So, now that my contract is officially over, I’ve been out of the lycée for two weeks, my more than a month-long job search is turning around nothing but let-downs and unknowns, and time is dwindling away until the end of my visa, it’s finally starting to sink in that I’m going to have to leave France. Unless one of my billion job applications here magically turns into a yes…
I’m starting to accept the difficulty of the situation and the fact that, ok, it’s not impossible to get a job here, it’s just highly unlikely unless I try for something like working in a café or teaching English again… or if I had a masters or some form of higher expertise/more experience. Granted I was not even hired in hotels where they need English-speakers. So, as my many attempts at getting hired in France seem to be proving quite futile, I must come to terms with going back stateside.
I’m sure I’ll be fine and eventually I’ll find a job – it’s just complicated because I really do not want to go back to working in retail/food service. Of course, I will if I really have to, but it just does not seem like I should need to, as I have two degrees and professional experience. Yet with the lack of positive responses, even in the States, for jobs I’ve applied to, it seems like I should maybe start applying again at places like Starbucks (where I’ve already worked, by the way). Though I doubt whether a job as like that will really pay the bills and the 5 digits of student loans I now owe because our country does not have real public education.

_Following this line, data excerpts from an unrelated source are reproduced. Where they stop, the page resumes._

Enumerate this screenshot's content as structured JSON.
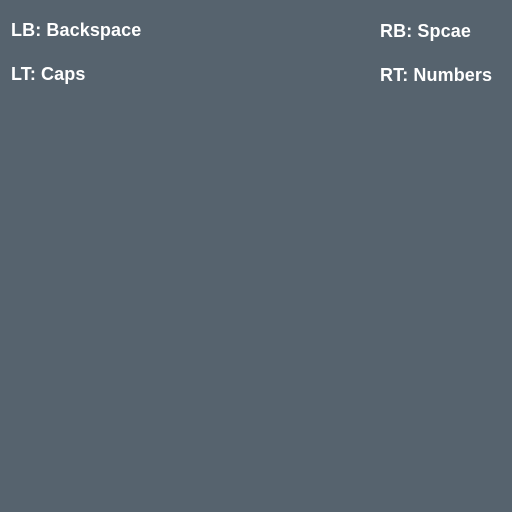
{
  "theme": {
    "background": "#56636e",
    "text": "#ffffff"
  },
  "hints": {
    "lb": "LB: Backspace",
    "lt": "LT: Caps",
    "rb": "RB: Spcae",
    "rt": "RT: Numbers"
  }
}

I suppose I shouldn’t really complain since there are so many people that have been out of work longer than me, have families to support, struggle to make ends meet with multiple retail jobs, and so on. Yet, this fact, while slightly grounding, does not take away my right to complain or feel very discouraged with the state of things or report on my lack of a job or desire to go backwards in my career. Especially since jobs I feel qualified for have not even yielded interviews.

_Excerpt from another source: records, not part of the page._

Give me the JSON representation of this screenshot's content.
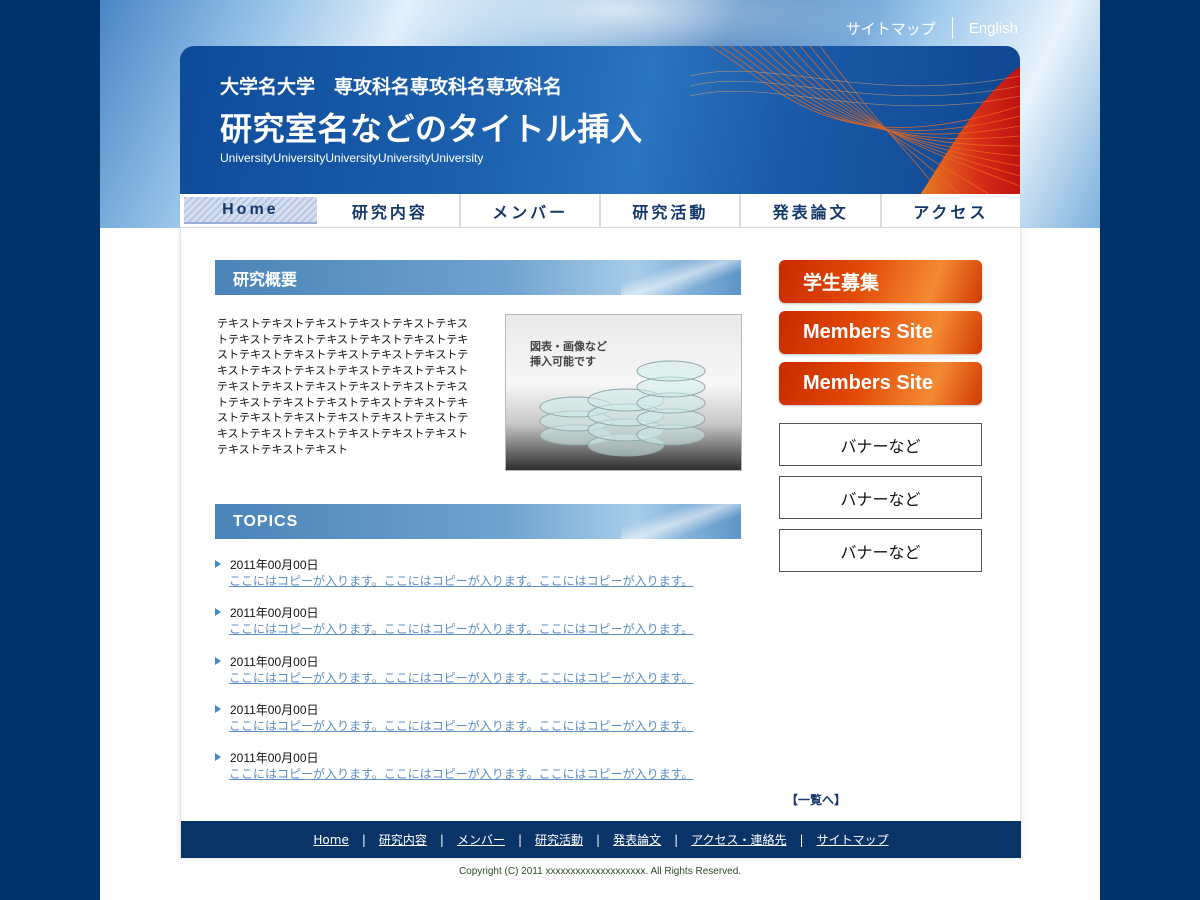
{
  "top_links": {
    "sitemap": "サイトマップ",
    "english": "English"
  },
  "header": {
    "university": "大学名大学　専攻科名専攻科名専攻科名",
    "lab_title": "研究室名などのタイトル挿入",
    "subtitle": "UniversityUniversityUniversityUniversityUniversity"
  },
  "nav": {
    "tabs": [
      {
        "label": "Home",
        "active": true
      },
      {
        "label": "研究内容"
      },
      {
        "label": "メンバー"
      },
      {
        "label": "研究活動"
      },
      {
        "label": "発表論文"
      },
      {
        "label": "アクセス"
      }
    ]
  },
  "overview": {
    "heading": "研究概要",
    "text": "テキストテキストテキストテキストテキストテキストテキストテキストテキストテキストテキストテキストテキストテキストテキストテキストテキストテキストテキストテキストテキストテキストテキストテキストテキストテキストテキストテキストテキストテキストテキストテキストテキストテキストテキストテキストテキストテキストテキストテキストテキストテキストテキストテキストテキストテキストテキストテキストテキスト",
    "figure_caption_1": "図表・画像など",
    "figure_caption_2": "挿入可能です"
  },
  "topics": {
    "heading": "TOPICS",
    "items": [
      {
        "date": "2011年00月00日",
        "text": "ここにはコピーが入ります。ここにはコピーが入ります。ここにはコピーが入ります。"
      },
      {
        "date": "2011年00月00日",
        "text": "ここにはコピーが入ります。ここにはコピーが入ります。ここにはコピーが入ります。"
      },
      {
        "date": "2011年00月00日",
        "text": "ここにはコピーが入ります。ここにはコピーが入ります。ここにはコピーが入ります。"
      },
      {
        "date": "2011年00月00日",
        "text": "ここにはコピーが入ります。ここにはコピーが入ります。ここにはコピーが入ります。"
      },
      {
        "date": "2011年00月00日",
        "text": "ここにはコピーが入ります。ここにはコピーが入ります。ここにはコピーが入ります。"
      }
    ],
    "more": "【一覧へ】"
  },
  "sidebar": {
    "recruit": "学生募集",
    "members_1": "Members Site",
    "members_2": "Members Site",
    "banners": [
      "バナーなど",
      "バナーなど",
      "バナーなど"
    ]
  },
  "footer": {
    "links": [
      "Home",
      "研究内容",
      "メンバー",
      "研究活動",
      "発表論文",
      "アクセス・連絡先",
      "サイトマップ"
    ],
    "separator": "|",
    "copyright": "Copyright (C) 2011 xxxxxxxxxxxxxxxxxxxx. All Rights Reserved."
  },
  "colors": {
    "page_bg": "#00336a",
    "nav_text": "#15386a",
    "accent_orange": "#e24a06",
    "link_blue": "#5a8ec4",
    "footer_bg": "#0a3468"
  }
}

Anyway, I was talking about the challenge of leaving. It’s not the first time I’ve had to leave a place, specifically France. Yet it’s always quite bittersweet. This time I feel like I’m being forced out because I’ll become an illegal immigrant if I stay past the expiration of my visa. (It’s a sad and strange feeling to not be allowed to stay somewhere where I feel so right. I’m not exaggerating either, because if I stay after my visa and am caught as an illegal immigrant, I am not allowed to come back to France for, I think the limit is at least 5 years. I can’t change this system, it just feels really exclusive and uninviting. I guess it is the same way for the US which is probably why there is a huge problem with illegal immigration. The difference is that I would rather not hide all the time. Or worry about getting caught.) Since I don’t feel like dealing with that nightmare, I’m going to leave. It’s pretty stressful too – figuring out what the heck I’m going to do with all my stuff that I’ve acquired, saying goodbye, buying a plane ticket (which I have yet to do, by the way, as I’m still slightly under the impression, perhaps it’s wishful thinking or false hopes, that I would be able to find work here), tying up the other loose ends like canceling my cell phone, etc.
But mostly it’s the goodbyes that I dislike. Not just the goodbyes to friends but saying farewell to France and everything it stands for in my life.